When normal-hearing people hear sound, it comes in through the outer ear through the ear canal to the cochlea. In the cochlea there are thousands of little hair cells and fluid. When those hair cells vibrate it stimulates the auditory nerve, which in turn sends a message to the brain to hear the sound.
In many people who experience hearing loss, the nerve is typically fine. The problem is the hair cells that do not move enough to stimulate the auditory nerve.
What an implant does is take the place of the damaged hair cells. Electrodes inserted into the cochlea stimulate the nerve, which sends the message to the brain.
"I had heard of cochlear implants in high school on a "60 Minutes" segment, but you had to have surgery and wear an external box with a cord, and I had decided right then and there I would never do that.

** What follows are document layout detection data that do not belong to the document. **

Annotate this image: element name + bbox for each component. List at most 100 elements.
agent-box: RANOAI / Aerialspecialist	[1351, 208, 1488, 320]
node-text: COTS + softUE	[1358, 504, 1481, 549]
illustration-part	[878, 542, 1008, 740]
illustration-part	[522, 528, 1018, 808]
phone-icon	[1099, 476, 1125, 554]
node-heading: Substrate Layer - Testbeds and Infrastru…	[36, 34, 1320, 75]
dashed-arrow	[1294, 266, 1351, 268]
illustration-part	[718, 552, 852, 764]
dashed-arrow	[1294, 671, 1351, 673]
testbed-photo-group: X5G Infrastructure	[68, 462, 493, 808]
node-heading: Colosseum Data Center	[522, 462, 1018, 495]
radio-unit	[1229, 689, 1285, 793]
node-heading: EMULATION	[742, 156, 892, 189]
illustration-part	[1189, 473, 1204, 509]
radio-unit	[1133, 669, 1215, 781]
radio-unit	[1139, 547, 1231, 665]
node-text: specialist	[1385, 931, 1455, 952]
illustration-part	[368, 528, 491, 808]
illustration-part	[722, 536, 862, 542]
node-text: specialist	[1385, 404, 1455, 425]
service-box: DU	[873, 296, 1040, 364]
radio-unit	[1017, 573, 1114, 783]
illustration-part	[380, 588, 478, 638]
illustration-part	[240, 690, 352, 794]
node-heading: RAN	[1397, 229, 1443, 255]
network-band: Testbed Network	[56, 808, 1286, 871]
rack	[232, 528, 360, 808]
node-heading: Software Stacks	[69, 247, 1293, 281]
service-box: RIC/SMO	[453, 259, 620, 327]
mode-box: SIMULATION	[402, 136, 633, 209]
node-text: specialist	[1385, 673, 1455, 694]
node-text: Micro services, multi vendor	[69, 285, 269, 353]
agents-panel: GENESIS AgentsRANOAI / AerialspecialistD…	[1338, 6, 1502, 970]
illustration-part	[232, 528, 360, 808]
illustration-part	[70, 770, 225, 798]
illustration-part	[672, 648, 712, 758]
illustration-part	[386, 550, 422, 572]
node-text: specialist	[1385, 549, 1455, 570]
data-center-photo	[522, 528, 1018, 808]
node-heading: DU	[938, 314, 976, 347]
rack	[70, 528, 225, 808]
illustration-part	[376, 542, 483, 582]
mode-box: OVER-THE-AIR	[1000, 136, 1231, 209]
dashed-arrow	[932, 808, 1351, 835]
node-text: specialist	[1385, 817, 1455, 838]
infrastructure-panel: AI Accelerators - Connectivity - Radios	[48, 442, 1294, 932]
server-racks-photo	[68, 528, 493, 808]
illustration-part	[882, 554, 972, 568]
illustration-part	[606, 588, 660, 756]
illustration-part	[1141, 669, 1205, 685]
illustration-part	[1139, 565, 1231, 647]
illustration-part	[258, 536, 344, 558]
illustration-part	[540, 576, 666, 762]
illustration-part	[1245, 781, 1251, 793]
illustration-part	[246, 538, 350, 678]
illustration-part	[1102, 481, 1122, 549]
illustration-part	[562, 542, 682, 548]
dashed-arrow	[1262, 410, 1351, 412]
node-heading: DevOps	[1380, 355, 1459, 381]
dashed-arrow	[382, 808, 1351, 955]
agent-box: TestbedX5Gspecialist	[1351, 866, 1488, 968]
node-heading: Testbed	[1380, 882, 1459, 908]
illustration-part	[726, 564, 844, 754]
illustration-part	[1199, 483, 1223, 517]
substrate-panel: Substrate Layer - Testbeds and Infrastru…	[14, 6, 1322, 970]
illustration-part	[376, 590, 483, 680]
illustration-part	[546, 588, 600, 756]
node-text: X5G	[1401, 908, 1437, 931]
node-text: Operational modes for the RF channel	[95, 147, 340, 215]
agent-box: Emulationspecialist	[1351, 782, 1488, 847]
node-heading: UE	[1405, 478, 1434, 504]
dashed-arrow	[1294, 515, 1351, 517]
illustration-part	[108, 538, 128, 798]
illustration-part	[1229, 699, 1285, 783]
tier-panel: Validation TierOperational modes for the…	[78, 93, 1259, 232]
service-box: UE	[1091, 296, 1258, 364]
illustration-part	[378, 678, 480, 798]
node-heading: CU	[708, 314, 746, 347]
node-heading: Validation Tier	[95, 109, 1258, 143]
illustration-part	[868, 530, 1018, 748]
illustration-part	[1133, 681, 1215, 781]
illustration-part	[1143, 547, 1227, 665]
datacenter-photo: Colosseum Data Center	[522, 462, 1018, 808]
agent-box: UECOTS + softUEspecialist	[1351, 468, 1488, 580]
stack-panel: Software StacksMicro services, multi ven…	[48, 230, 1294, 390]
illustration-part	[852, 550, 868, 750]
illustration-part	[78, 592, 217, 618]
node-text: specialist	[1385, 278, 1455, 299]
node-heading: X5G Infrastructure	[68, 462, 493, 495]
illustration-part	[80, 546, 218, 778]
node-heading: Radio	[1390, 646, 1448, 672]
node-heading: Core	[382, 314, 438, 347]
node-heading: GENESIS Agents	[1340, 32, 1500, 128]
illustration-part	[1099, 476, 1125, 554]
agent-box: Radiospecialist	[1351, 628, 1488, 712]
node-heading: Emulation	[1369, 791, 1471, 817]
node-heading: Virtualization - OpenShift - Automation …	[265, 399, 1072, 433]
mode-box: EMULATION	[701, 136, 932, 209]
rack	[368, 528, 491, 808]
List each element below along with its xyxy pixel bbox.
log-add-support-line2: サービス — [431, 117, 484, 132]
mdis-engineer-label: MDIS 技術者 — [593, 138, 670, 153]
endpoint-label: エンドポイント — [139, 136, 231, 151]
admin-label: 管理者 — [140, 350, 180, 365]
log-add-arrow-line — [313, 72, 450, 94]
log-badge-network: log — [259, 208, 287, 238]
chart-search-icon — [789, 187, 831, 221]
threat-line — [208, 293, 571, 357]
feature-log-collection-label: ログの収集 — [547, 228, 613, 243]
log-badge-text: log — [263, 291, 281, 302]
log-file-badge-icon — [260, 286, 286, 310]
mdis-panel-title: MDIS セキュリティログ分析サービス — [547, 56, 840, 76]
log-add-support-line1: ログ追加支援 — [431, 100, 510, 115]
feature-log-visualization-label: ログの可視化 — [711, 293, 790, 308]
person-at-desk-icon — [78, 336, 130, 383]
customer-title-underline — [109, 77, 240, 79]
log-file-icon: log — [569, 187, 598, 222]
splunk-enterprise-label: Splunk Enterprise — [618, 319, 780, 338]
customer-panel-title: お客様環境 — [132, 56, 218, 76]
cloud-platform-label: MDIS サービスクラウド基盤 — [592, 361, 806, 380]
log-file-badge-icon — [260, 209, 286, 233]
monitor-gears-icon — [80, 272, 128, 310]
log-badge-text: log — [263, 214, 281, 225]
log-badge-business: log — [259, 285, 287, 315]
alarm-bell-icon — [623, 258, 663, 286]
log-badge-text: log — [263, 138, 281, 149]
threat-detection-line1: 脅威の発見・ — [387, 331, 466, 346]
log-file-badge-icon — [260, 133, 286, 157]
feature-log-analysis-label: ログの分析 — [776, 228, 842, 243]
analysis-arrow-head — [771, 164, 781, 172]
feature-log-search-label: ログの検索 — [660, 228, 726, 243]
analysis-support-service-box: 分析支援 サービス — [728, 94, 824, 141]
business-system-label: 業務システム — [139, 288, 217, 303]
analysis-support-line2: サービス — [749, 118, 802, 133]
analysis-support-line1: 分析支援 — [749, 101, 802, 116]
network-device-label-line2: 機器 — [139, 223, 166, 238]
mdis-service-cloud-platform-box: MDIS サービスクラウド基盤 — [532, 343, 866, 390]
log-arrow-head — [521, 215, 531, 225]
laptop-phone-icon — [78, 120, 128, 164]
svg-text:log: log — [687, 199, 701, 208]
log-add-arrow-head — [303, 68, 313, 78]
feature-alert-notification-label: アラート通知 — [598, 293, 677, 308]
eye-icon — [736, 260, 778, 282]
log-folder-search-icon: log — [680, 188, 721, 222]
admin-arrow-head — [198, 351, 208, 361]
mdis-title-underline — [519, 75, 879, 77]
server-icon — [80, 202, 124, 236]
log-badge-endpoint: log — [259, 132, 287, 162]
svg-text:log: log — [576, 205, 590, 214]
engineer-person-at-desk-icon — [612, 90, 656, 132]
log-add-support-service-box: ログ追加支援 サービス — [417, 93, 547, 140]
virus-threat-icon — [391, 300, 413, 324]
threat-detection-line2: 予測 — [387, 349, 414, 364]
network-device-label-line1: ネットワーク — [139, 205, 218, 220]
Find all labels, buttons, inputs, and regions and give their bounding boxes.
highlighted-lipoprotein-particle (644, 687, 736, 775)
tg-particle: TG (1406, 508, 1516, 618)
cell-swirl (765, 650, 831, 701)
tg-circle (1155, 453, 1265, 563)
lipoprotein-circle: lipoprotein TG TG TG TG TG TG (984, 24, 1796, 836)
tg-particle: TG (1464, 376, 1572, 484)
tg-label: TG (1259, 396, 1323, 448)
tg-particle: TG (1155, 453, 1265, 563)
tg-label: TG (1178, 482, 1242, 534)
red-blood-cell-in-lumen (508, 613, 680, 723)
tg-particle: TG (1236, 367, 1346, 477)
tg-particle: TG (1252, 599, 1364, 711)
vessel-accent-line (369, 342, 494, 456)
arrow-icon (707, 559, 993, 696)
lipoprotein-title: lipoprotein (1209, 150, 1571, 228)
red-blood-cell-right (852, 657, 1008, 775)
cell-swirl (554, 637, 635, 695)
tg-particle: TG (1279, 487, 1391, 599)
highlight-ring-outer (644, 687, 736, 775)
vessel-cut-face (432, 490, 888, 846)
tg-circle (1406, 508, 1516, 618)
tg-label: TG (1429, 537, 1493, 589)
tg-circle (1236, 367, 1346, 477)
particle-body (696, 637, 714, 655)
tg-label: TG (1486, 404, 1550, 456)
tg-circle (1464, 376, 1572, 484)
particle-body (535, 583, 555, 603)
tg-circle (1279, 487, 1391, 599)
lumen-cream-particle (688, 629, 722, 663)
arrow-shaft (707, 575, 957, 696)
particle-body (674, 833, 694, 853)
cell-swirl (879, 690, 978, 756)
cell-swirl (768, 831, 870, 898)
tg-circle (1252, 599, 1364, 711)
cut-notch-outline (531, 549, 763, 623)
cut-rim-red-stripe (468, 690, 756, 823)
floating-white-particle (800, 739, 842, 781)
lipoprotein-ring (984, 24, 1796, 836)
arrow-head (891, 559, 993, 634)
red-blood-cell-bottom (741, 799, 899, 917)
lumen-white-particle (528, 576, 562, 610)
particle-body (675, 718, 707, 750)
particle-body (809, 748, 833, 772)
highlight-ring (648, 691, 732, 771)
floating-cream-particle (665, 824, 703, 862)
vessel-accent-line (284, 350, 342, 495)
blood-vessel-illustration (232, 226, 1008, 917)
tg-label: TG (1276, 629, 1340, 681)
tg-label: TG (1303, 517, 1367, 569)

But as things evolved and I felt my life being pulled out from underneath me, I didn't have a lot of options."
Meanwhile, Angela's mother had been researching cochlear implants. She had made contact with a center in Denver and was feeling very encouraged. But her daughter didn't share that optimism.
"I was not at all excited. I was basically mad at the world at what options there were at that time. But I agreed to go for an evaluation, and they set me up to meet someone who had a cochlear implant."
Now, for the rest of the story.
Wieker has since had implants in both ears. She has near normal hearing. And she now works for the company that helped turn her life around, giving others hope for their future.
"It completely changed my life," said Wieker. "I feel like the implant truly gave me my life back that had slowly been slipping away as my hearing loss progressed. I had become a glass half-empty type of person, but now the glass is half full. It's something I couldn't even have imagined.
"Now I get up every morning and just want to get out and help other people. Hopfully, I can make their life a little easier as they are going through that scary, unknown territory themselves."
Wieker, who went on to earn her MBA, works as a marketing manager for Cochlear Americas. Her job will soon take her to Australia to the company's global headquarters, where she will spend about six months on a team developing products to help people hear even better in the future.
She has also been able to re-pay a favor.
When Angela was just a fifth grader, she was introduced to Steve Bruce, a Britton High School student at the time, who also had hearing loss.
"Somebody decided that I should meet him to be able to talk to someone else about what it was like to have hearing loss," recalled Wieker. "We kept in touch for a while. Then he was off to college, and I still checked in through his parents a little bit.
"Steve recently went through the process of getting a cochlear implant, and one of the neatest things of my life was that I was able to return a favor to him 20 years later. He had so many questions, and I hope I made it a little easier for him, just as he made me feel better that I wasn't the only person to have hearing loss when I was in fifth grade."
Now her years of struggle finally make sense.
"For 15 years as I was losing my hearing I was trying to make sense of it," concluded Wieker. "Why was this happening to me? But I finally had that question answered. Now I have the opportunity to work for this company and help other people going through the same situation. It was just meant to be."